Barbecue salad of brined pork shoulder, yabbies and cabbage
For the pork
1 small pork shoulder with bone
3 cups salt
3 cups brown sugar
2 bay leaves
1 bunch thyme
20g mustard seeds
6 star anise
2 cinnamon quills
20g whole coriander seeds
3 whole cloves
15g caraway seeds
For the honey dressing
1 tsp honey
1 tsp dijon mustard
1 tbsp champagne vinegar
juice of half a lemon
1 grind of white pepper
90ml extra virgin olive oil
90ml grapeseed oil
For the salad
24 whole yabbies one quarter of a small savoy cabbage, finely shredded
2 tbsp flat leaf parsley, finely shredded
For the pork:
To make the brine, toast spices in a frying pan until fragrant. Combine spices and all ingredients except pork in a saucepan and bring to the boil. Simmer for four minutes. Cool to room temperature, then refrigerate for one hour.
Prick holes in the pork shoulder with a carving fork to allow brine to penetrate and place in a snug-fitting container. Pour the brine over the pork and place a weight on top so it's fully submerged. Refrigerate for 24 hours.
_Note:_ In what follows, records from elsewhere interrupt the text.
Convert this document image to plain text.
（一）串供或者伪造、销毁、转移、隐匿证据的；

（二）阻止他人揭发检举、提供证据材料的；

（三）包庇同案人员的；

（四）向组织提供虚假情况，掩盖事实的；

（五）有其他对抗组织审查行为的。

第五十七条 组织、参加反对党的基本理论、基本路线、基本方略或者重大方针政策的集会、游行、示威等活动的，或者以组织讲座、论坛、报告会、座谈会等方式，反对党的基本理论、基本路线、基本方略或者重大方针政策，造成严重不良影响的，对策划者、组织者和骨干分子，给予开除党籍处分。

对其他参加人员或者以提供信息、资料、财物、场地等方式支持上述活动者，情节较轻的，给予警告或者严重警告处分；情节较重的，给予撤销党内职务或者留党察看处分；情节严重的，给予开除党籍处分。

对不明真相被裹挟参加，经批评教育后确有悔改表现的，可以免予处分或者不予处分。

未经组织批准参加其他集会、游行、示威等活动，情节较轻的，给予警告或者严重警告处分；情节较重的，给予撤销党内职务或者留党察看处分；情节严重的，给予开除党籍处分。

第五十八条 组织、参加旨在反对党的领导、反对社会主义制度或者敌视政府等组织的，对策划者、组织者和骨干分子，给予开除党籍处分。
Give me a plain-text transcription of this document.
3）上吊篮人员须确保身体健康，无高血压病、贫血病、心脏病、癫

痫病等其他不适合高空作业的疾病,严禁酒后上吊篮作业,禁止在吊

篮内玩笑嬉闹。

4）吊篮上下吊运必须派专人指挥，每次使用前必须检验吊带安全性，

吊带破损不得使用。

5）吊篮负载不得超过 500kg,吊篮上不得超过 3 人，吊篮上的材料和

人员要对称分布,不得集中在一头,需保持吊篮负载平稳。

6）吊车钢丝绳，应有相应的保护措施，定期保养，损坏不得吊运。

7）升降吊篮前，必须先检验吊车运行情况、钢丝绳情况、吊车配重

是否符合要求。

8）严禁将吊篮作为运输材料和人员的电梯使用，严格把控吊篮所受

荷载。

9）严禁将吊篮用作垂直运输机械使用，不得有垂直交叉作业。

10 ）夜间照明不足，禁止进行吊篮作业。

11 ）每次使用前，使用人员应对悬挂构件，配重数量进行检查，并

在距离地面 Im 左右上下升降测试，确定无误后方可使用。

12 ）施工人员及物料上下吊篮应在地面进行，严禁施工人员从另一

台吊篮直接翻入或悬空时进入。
Remove pork from the cure and cook very slowly on a charcoal kettle-style barbecue for up to 12 hours or until the meat pulls away from the bone. When cool, finely shred two cups of shoulder into strands and set aside.
For the dressing: Whisk all ingredients and season to taste.
To assemble: Lightly grill the yabbies on the barbecue then peel and slice in half lengthways.
In a large bowl, combine cabbage, shredded pork shoulder, yabbies and parsley.
Season with a little white pepper and sea salt, toss gently with a little of the honey dressing and divide between four plates.